Nesse sentido sim, queremos tradição. Porque queremos pontos fixos, elementos de fé seguros, que dão subsídio para encarar a vida mesmo em momentos extremos, de reais angústias, diante do caos.

Mas, um agravante, que na minha concepção reflete o fato de como a vida é complexa. A busca pela tradição não pode sem um fim em si mesma, porque nem sempre ela nos traz coisas atualizadas, e prontas, que cabem perfeitamente “no hoje”. E, estacionar no “meio do caminho”, com o pretexto de ser conservador da “sábia tradição”, na realidade pode significar um esforço de legitimar, quase que uma desculpa, o medo que eu tenho de estar aberto ao novo. Porque novidades sempre implicam em mudanças, mudanças implicam em revisões de conceitos, revisão de paradigmas. Isso pode ser um problema, apegar-me à tradição porque não existe abertura ou competência para dialogar com o que é novo, e/ou com o que é diferente de mim e do que eu penso.
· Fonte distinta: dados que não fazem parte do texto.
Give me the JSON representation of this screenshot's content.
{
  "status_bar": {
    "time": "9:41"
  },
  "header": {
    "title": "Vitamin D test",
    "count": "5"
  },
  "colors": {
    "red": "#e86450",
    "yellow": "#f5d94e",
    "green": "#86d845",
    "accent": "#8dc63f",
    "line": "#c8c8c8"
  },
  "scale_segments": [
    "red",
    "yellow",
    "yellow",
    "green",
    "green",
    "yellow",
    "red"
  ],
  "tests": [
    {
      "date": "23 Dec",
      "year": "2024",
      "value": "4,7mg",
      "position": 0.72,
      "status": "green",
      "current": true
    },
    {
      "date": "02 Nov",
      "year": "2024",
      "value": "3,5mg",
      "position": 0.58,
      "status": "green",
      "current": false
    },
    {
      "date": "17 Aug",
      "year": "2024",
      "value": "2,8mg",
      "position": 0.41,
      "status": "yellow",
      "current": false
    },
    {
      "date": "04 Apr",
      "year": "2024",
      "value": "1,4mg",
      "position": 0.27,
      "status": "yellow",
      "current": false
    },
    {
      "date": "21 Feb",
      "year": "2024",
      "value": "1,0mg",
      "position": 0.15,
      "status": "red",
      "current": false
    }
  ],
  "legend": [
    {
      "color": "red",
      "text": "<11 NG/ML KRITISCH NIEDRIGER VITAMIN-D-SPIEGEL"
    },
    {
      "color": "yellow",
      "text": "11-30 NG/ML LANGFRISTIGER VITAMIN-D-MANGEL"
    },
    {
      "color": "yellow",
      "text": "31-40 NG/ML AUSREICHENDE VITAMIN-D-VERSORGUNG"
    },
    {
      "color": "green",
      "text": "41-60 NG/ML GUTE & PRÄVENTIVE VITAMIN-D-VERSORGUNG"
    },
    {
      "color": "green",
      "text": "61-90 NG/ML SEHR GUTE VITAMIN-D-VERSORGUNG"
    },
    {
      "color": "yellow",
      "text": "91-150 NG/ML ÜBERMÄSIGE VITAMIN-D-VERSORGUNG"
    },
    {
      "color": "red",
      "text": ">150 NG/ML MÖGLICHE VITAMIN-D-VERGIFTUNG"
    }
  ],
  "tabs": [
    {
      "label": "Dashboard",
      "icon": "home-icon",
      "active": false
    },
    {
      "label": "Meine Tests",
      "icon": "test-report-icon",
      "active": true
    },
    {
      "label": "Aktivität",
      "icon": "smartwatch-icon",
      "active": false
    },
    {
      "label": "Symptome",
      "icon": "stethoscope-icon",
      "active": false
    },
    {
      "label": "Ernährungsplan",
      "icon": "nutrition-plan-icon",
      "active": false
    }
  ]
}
De qualquer forma, acho que vale a reflexão. Nenhuma estrutura sistemática de raciocínio, nenhum discurso ou tese enquanto esforços humanos e especulativos, deve ter a pretensão de ser a solução perfeita para todos os problemas da sociedade, de conter a fórmula mágica. A vida é complexa, fruto de relações complexas que geram conflitos inconscientes reais e complexos. Mas, e a tradição? O ato de conservar a tradição tem que estar fundamentalmente relacionado com a vida cotidiana atual, precisa dar respostas equilibradas ao indivíduo que respira os ares de um momento específico da história e de sua história, ambas cada vez mais transitórias.